Dáil debates

Tuesday, 23 June 2009

Financial Measures (Miscellaneous Provisions) Bill 2009: Second Stage

 

6:00 pm

Photo of Arthur MorganArthur Morgan (Louth, Sinn Fein)

I thank the Labour Party for sharing time with me. In the brief time available to me I must confine my comments to the crucial part of the Bill, the section enabling the Minister to extend the bank guarantee scheme on a whim, which makes the State liable for almost all of the toxic debts in our financial institutions. I wonder why the Minister has decided to delegate this power to himself. Why can we not have a proper debate on a scheme which could end up literally bankrupting the State? I would not give these powers to a Minister for Finance from my own party much less to a Fianna Fáil Minister for Finance irrespective of who the Minister was - in fact, I certainly would not give it to a Fianna Fáil Minister.

What the Minister proposes to do disenfranchises this House. It takes away an opportunity for us to have a proper debate and gives him dangerously sweeping powers. The Minister is advised by an Attorney General who might be of the view that this legislation is within the principles laid down in Cityview Press v. AnCO and is not repugnant to the Constitution. This is, of course, the same Attorney General who thinks we cannot impose a pay cut on the Judiciary despite the view of numerous legal commentators who think that we can. That is a bluff. The intent is to ensure that a judge is not penalised because of a decision that he or she made and is nothing to do with what is intended here, which is to protect the public finances.

The extension of the guarantee means extending the public's liability for toxic debts created by the fat cats and the speculator friends of the Fianna Fáil Party in particular. We will end up guaranteeing more debts and cementing our liability to pre-existing debts. That is completely unacceptable as people outside the House are saying. Whatever about the reasons given at the time, the banking guarantee scheme has failed to provide any stability and the only thing it has done is expose people to debts they did not create which could result in the State's being bankrupt.
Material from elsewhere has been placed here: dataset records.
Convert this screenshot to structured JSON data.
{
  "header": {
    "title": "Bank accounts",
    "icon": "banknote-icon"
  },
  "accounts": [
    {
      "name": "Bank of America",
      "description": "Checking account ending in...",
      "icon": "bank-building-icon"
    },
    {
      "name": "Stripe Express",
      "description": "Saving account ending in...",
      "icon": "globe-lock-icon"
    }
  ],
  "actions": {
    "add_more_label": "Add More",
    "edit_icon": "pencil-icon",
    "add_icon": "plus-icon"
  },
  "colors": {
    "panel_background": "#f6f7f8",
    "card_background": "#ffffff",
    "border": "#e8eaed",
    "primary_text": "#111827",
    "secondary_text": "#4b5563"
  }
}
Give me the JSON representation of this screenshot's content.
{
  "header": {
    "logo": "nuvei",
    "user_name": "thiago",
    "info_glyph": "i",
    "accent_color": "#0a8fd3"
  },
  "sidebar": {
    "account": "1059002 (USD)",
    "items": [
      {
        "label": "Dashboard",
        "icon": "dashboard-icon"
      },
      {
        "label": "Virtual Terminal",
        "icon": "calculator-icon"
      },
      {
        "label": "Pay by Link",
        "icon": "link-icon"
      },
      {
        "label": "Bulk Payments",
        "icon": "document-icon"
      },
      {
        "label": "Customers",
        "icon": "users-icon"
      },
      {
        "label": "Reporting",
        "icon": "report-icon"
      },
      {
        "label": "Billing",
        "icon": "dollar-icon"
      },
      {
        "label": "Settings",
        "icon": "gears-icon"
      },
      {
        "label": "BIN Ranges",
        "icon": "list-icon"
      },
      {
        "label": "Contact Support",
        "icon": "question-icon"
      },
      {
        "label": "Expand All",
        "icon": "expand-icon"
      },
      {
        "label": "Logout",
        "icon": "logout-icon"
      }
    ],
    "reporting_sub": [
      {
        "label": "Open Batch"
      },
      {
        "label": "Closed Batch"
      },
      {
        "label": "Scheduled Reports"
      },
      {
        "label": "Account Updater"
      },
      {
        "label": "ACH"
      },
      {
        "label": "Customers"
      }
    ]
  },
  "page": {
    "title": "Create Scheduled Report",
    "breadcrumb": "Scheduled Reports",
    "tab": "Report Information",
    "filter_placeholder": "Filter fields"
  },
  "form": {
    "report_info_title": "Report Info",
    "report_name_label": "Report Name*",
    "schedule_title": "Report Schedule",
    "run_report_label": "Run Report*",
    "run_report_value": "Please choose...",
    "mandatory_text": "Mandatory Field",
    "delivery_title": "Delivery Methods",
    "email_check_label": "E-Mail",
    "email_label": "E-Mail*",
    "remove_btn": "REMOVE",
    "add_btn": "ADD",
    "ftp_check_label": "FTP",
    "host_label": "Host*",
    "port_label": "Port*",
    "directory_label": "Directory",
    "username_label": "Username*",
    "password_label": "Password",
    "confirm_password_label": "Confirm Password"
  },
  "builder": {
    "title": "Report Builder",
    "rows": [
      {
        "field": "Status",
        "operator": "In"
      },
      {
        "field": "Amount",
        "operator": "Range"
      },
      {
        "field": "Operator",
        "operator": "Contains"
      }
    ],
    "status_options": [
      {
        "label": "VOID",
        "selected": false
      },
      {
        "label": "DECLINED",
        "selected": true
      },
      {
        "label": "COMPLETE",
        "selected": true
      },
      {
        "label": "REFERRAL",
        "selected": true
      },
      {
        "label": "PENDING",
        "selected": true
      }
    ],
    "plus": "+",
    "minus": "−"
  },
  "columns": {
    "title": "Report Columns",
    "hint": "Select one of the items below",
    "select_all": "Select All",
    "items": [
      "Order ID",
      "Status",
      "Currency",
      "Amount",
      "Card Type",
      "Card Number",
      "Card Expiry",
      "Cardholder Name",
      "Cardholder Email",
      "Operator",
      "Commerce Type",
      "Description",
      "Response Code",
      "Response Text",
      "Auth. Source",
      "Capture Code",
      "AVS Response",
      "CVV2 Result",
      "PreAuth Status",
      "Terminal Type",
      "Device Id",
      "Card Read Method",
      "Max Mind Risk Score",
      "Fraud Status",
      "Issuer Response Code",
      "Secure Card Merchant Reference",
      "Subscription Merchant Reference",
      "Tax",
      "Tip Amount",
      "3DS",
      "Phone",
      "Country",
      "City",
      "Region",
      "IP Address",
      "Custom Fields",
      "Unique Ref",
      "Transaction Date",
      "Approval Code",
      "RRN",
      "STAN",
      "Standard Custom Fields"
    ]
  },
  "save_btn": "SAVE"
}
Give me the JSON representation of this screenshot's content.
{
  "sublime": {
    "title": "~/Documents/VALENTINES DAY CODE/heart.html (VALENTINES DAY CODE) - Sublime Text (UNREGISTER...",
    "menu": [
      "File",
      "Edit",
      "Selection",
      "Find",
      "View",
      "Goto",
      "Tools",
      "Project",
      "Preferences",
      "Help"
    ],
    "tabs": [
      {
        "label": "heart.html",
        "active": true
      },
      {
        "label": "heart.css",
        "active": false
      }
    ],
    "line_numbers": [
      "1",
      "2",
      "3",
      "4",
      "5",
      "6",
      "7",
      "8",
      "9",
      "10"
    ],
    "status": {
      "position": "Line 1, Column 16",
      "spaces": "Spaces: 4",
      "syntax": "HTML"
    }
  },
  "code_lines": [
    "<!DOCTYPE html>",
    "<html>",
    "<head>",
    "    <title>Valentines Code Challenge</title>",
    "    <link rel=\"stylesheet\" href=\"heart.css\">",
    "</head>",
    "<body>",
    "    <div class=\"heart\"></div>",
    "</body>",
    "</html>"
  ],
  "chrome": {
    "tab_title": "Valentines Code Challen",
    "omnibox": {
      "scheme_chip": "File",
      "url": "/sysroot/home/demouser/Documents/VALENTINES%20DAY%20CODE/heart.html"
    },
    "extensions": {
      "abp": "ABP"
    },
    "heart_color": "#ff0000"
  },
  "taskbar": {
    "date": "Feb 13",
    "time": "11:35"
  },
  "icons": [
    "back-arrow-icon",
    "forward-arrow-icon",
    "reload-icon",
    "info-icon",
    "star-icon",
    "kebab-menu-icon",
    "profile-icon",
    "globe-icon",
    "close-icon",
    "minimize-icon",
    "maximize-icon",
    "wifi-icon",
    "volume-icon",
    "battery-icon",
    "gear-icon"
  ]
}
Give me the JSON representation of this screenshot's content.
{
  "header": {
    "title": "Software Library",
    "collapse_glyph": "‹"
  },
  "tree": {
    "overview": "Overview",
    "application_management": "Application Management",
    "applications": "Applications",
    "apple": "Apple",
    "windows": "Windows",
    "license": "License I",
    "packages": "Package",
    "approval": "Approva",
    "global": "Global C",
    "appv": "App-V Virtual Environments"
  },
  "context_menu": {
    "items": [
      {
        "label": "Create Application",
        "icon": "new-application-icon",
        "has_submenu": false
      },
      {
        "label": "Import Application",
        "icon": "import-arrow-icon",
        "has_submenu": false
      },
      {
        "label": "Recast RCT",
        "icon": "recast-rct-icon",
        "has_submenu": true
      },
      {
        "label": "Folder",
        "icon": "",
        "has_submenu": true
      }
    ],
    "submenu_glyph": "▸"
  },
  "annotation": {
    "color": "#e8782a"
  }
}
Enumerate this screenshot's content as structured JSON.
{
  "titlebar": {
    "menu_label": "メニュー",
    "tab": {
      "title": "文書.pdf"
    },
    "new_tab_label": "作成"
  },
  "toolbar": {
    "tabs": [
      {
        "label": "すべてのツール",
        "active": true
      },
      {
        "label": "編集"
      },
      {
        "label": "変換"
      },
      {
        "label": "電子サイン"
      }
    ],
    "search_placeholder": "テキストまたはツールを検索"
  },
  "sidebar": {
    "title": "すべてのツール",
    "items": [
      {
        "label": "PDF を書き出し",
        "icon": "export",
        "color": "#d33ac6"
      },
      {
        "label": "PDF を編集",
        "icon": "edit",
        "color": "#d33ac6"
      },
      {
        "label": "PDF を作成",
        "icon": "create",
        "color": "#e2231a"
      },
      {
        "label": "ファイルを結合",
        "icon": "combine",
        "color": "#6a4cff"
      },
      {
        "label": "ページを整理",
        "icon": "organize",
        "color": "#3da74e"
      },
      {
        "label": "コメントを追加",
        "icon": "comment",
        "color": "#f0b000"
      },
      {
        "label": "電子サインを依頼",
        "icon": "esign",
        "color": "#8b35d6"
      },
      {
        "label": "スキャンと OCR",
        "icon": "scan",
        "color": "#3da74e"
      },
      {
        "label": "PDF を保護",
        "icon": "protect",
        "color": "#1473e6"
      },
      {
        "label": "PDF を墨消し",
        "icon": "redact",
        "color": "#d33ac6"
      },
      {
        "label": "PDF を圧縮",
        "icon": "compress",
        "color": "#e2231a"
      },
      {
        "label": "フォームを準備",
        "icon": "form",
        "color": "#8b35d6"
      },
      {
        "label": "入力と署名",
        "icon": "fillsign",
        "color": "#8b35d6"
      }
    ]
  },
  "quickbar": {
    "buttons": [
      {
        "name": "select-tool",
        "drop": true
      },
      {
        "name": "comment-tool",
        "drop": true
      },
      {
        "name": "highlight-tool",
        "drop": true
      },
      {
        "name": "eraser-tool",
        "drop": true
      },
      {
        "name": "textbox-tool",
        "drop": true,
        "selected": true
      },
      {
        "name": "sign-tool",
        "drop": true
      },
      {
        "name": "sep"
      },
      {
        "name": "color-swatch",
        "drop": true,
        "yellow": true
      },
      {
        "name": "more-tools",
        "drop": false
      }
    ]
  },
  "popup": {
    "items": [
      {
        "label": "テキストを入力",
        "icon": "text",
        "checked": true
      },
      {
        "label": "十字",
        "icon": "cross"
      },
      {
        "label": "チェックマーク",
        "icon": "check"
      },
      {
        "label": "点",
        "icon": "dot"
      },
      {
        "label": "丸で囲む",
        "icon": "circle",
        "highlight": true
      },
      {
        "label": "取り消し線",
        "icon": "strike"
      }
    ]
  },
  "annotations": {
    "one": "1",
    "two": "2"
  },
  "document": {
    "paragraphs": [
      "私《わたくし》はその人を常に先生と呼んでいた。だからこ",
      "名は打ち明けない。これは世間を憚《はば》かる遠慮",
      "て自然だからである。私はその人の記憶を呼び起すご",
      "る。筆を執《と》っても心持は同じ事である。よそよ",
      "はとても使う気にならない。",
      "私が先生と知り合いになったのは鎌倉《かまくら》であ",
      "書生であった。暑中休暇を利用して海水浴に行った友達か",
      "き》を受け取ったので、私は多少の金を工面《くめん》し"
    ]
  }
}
The Minister does not have a mandate to bankrupt the State. He does not have the right to use public money in any way he deems fit and he does not have the right to decide what is in the public interest without proper debate in this House.

Over the past eight years his Government thought it was in the public interest to allow the property bubble to get out of control and to ignore the warnings that we were too reliant on the construction industry for employment and for failing to ensure adequate tax revenue. His Government knows nothing about the public interest. Why does this sweeping power need to be passed on to the Minister when there is a sunlight clause in the Credit Institutions (Financial Support) Act which allows for him to extend the scheme upon a resolution of the House? The very least that would require would be that the Minister would introduce a resolution in the House that we would debate and on which we would vote.